“El narcotráfico ya no es un poder paralelo en el Vraem”, sentenció el presidente Humala en su discurso ante el Congreso por Fiestas Patrias, y con ello cosechó aplausos que en otros momentos del mensaje le habían sido esquivos. En medio de tantas materias fundamentales omitidas o subestimadas –la desaceleración económica, la inseguridad incontrolable, los proyectos mineros paralizados–, una referencia así de contundente a un problema tan apremiante –han de haber pensado muchos– tenía que estar sustentada sobre datos incontrastables. Había que asumir, pues, que el Estado Peruano había retomado el control y la autoridad en un extenso territorio donde durante demasiado tiempo habían campeado los señores de la droga y sus socios de siempre, los terroristas.
No faltaron, sin embargo, quienes expresaron un cuidadoso escepticismo, cuando no una abierta discrepancia frente a la posibilidad de que la situación hubiese cambiado tanto en esa complicada región del país. Y el asesinato del cabo Crisólogo Antisana Miranda, ocurrido el 5 de agosto –es decir, apenas ocho días después del discurso– en la base militar de Mazángaro (una de las más de cuarenta que hay en el Vraem) pareció darles la razón.
El cabo Antisana, atacado a plena luz del día, vino a sumarse a una larga lista de policías y soldados abatidos –240 entre el 2005 y el 2014– en una zona donde la mayoría de tales crímenes queda impune. El ataque, además, fue interpretado como una represalia a la liberación de 54 personas secuestradas por Sendero Luminoso y a la intervención de un laboratorio de cocaína, producidas solo unos días antes.
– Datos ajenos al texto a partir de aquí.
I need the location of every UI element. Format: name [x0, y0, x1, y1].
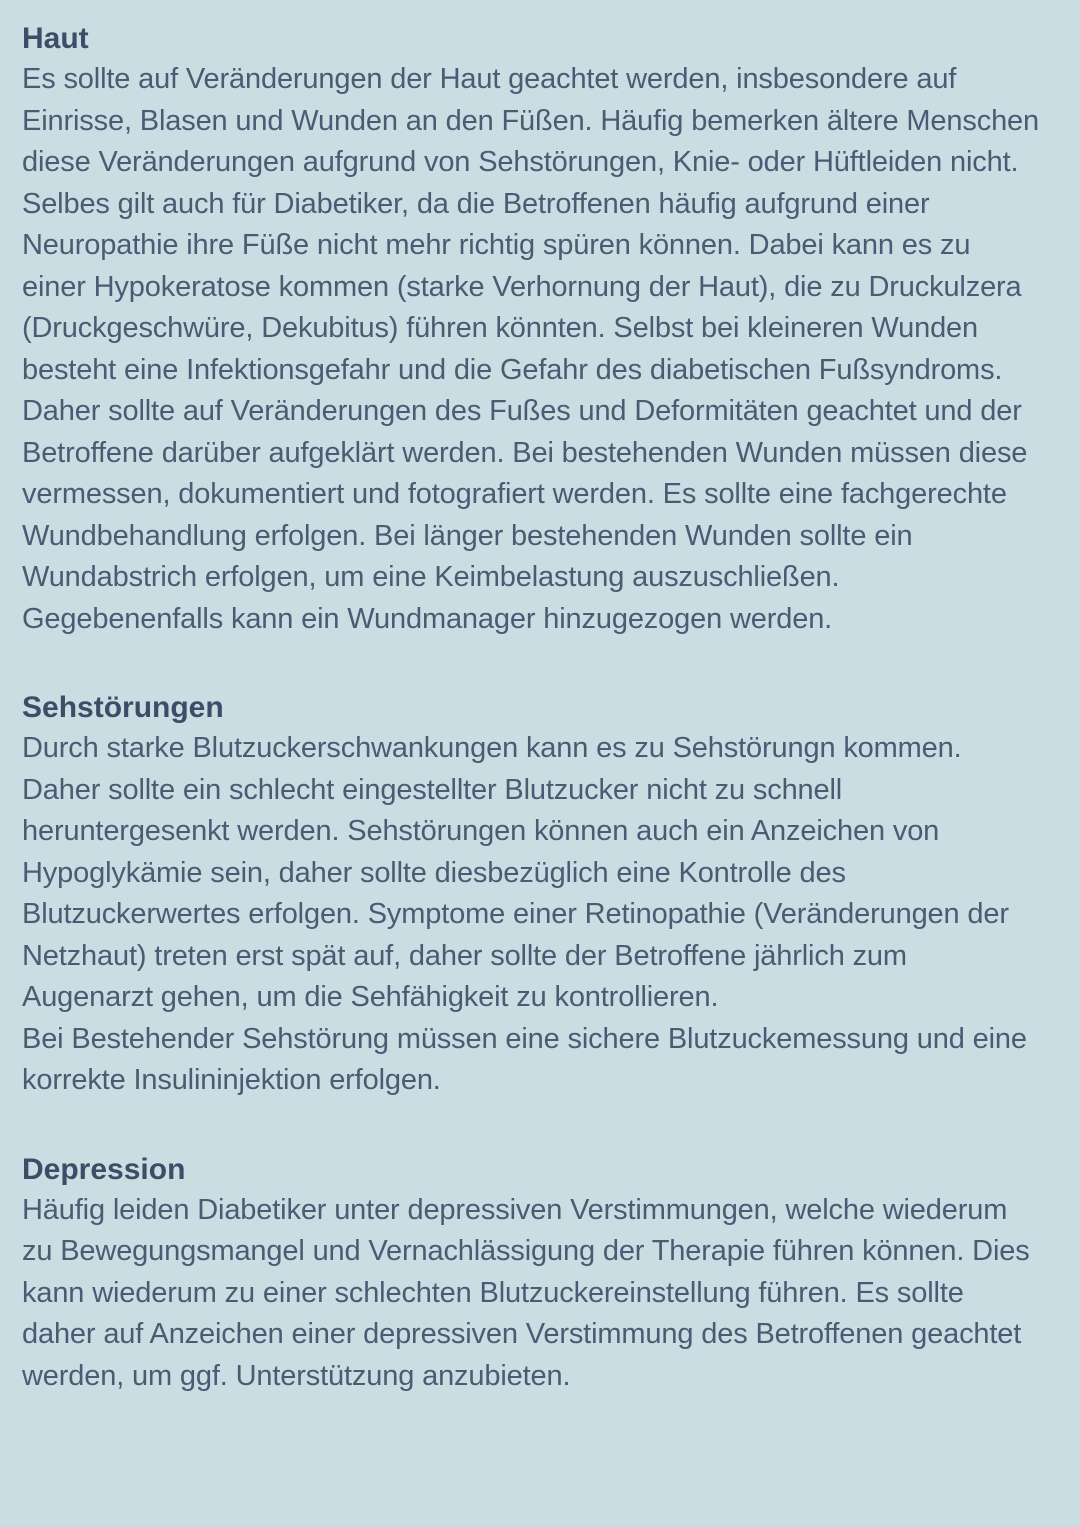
section-paragraph: Es sollte auf Veränderungen der Haut geachtet werden, insbesondere auf Einrisse, Blasen und Wunden an den Füßen. Häufig bemerken ältere Menschen diese Veränderungen aufgrund von Sehstörungen, Knie- oder Hüftleiden nicht. Selbes gilt auch für Diabetiker, da die Betroffenen häufig aufgrund einer Neuropathie ihre Füße nicht mehr richtig spüren können. Dabei kann es zu einer Hypokeratose kommen (starke Verhornung der Haut), die zu Druckulzera (Druckgeschwüre, Dekubitus) führen könnten. Selbst bei kleineren Wunden besteht eine Infektionsgefahr und die Gefahr des diabetischen Fußsyndroms. Daher sollte auf Veränderungen des Fußes und Deformitäten geachtet und der Betroffene darüber aufgeklärt werden. Bei bestehenden Wunden müssen diese vermessen, dokumentiert und fotografiert werden. Es sollte eine fachgerechte Wundbehandlung erfolgen. Bei länger bestehenden Wunden sollte ein Wundabstrich erfolgen, um eine Keimbelastung auszuschließen. Gegebenenfalls kann ein Wundmanager hinzugezogen werden. — [22, 63, 1040, 635]
section-haut — [22, 18, 1040, 640]
section-paragraph: Häufig leiden Diabetiker unter depressiven Verstimmungen, welche wiederum zu Bewegungsmangel und Vernachlässigung der Therapie führen können. Dies kann wiederum zu einer schlechten Blutzuckereinstellung führen. Es sollte daher auf Anzeichen einer depressiven Verstimmung des Betroffenen geachtet werden, um ggf. Unterstützung anzubieten. — [22, 1193, 1030, 1392]
section-title: Sehstörungen — [22, 691, 224, 724]
section-depression — [22, 1149, 1040, 1398]
section-paragraph: Bei Bestehender Sehstörung müssen eine sichere Blutzuckemessung und eine korrekte Insulininjektion erfolgen. — [22, 1022, 1027, 1096]
section-title: Haut — [22, 22, 89, 55]
section-title: Depression — [22, 1152, 186, 1186]
section-sehstoerungen — [22, 687, 1040, 1102]
section-paragraph: Durch starke Blutzuckerschwankungen kann es zu Sehstörungn kommen. Daher sollte ein schlecht eingestellter Blutzucker nicht zu schnell heruntergesenkt werden. Sehstörungen können auch ein Anzeichen von Hypoglykämie sein, daher sollte diesbezüglich eine Kontrolle des Blutzuckerwertes erfolgen. Symptome einer Retinopathie (Veränderungen der Netzhaut) treten erst spät auf, daher sollte der Betroffene jährlich zum Augenarzt gehen, um die Sehfähigkeit zu kontrollieren. — [22, 732, 1009, 1013]
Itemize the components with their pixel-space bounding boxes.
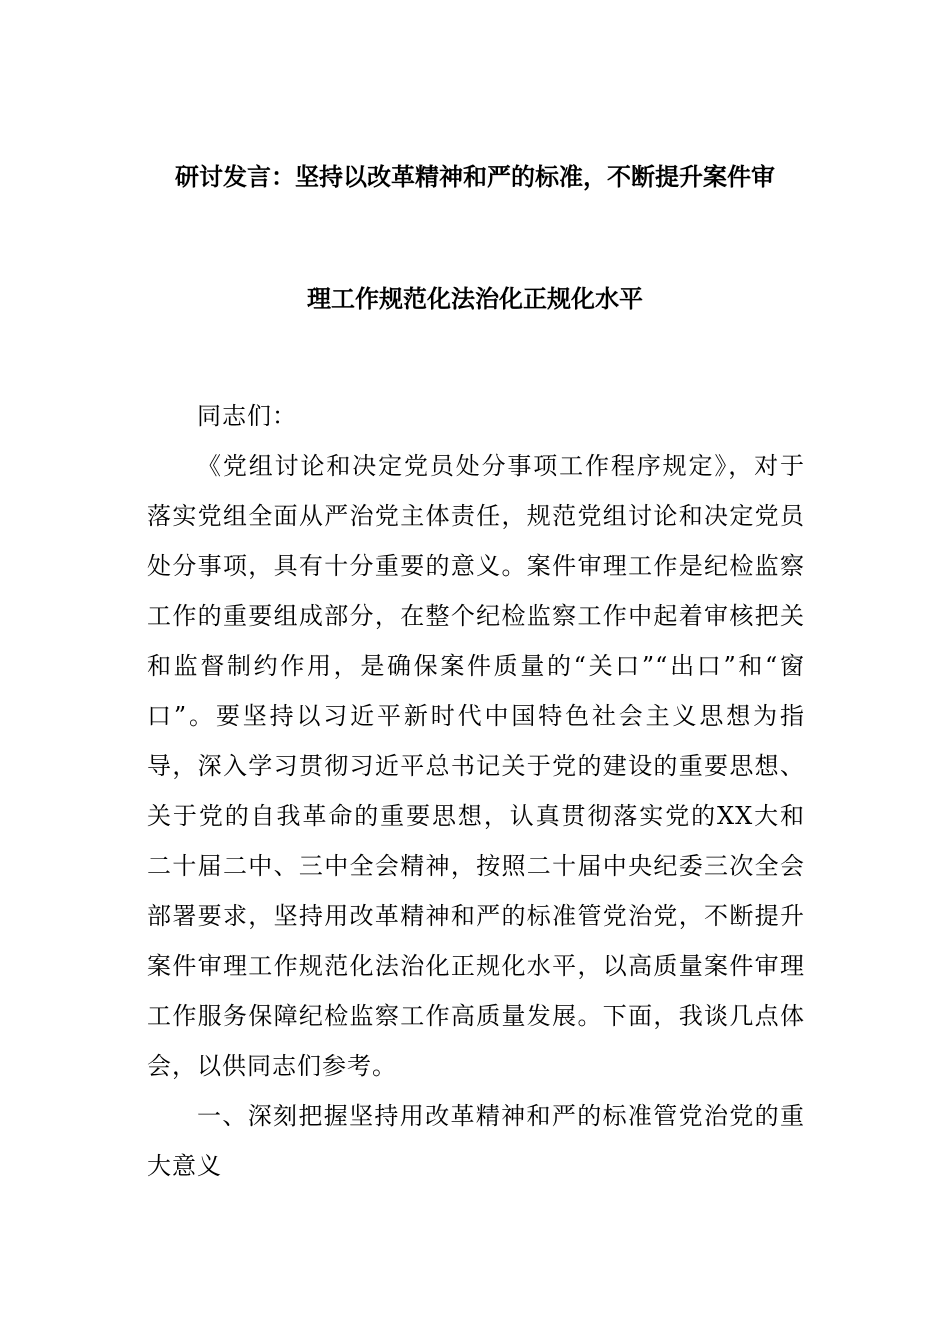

E hizo evidente lo difícil que resulta creer que el Estado tiene en el lugar el poder que asegura, cuando en medio de una presencia militar tan señalada se puede mantener a tanta gente esclavizada (el 27 de julio se había liberado a otras 39 personas) y matar con tanta facilidad a un efectivo de las fuerzas del orden.
Cabe preguntarse, no obstante, si acaso el gobierno ha adoptado en los últimos tiempos medidas que, en efecto y más allá de los preocupantes datos de las muertes y los secuestros, presten verosimilitud a la aseveración presidencial.
En ese sentido, la única cifra que el mandatario mencionó para sustentar su afirmación fue que 1.300 hectáreas antes destinadas al cultivo de hoja de coca estaban dedicadas ahora a cultivos alternativos (piña, cacao y café), lo que por supuesto es positivo. Pero, lamentablemente, olvidó aclarar que ese número representa solo un 26% de la meta de 5.000 hectáreas que se ha trazado como objetivo el ministro de Agricultura, Juan Manuel Benites, para el 2016. Y si consideramos que ya más de la mitad del año ha transcurrido, resulta obvio que las probabilidades de éxito del Plan de Desarrollo Productivo del Valle de los Ríos Apurímac, Ene y Mantaro, impulsado por el gobierno, son bajas.
Por otro lado, es innegable que uno de los elementos que establece el poder de un Estado soberano sobre su territorio es el control del espacio aéreo. Según la ONU, empero, en el Vraem existen alrededor de ochenta aeródromos clandestinos, utilizados para el transporte en avionetas de mercancía ilegal a otros países del continente como Bolivia y Brasil. Y según un consultor en narcotráfico como Rubén Vargas, semejante cifra sería solo “una aproximación optimista”.
En cualquier caso, si, de acuerdo con la propia Dirandro, de 300 toneladas de cocaína producidas al año en el Vraem, entre el 30% y el 50% se transporta por vía aérea, ¿cómo se puede sostener que el narcotráfico no es un poder paralelo en la zona?
El Perú es uno de los países que encabeza la producción de cocaína en el mundo y, en lo que concierne a ese triste mérito, el Vraem es su capital. La cruzada contra esa lacra que penetra y corrompe prácticamente todas las esferas de la vida nacional (la política incluida) tiene que ser decidida y contundente, pero para ello quienes la lideran deben manejar y compartir con la ciudadanía cifras útiles para encarar la magnitud del problema.
Es responsabilidad de esas autoridades identificar dónde flaquean nuestras defensas y dónde fracasan los esfuerzos de lucha, en lugar de subestimar las fuerzas del enemigo con fines de obtener un efímero aplauso. Eso solo conduce a bajar la guardia y a desmoralizarse cuando el poder paralelo que se había dado por desterrado vuelve a sentirse tan robusto, corruptor y deletéreo como antes. Y ese es un lujo que no nos podemos dar.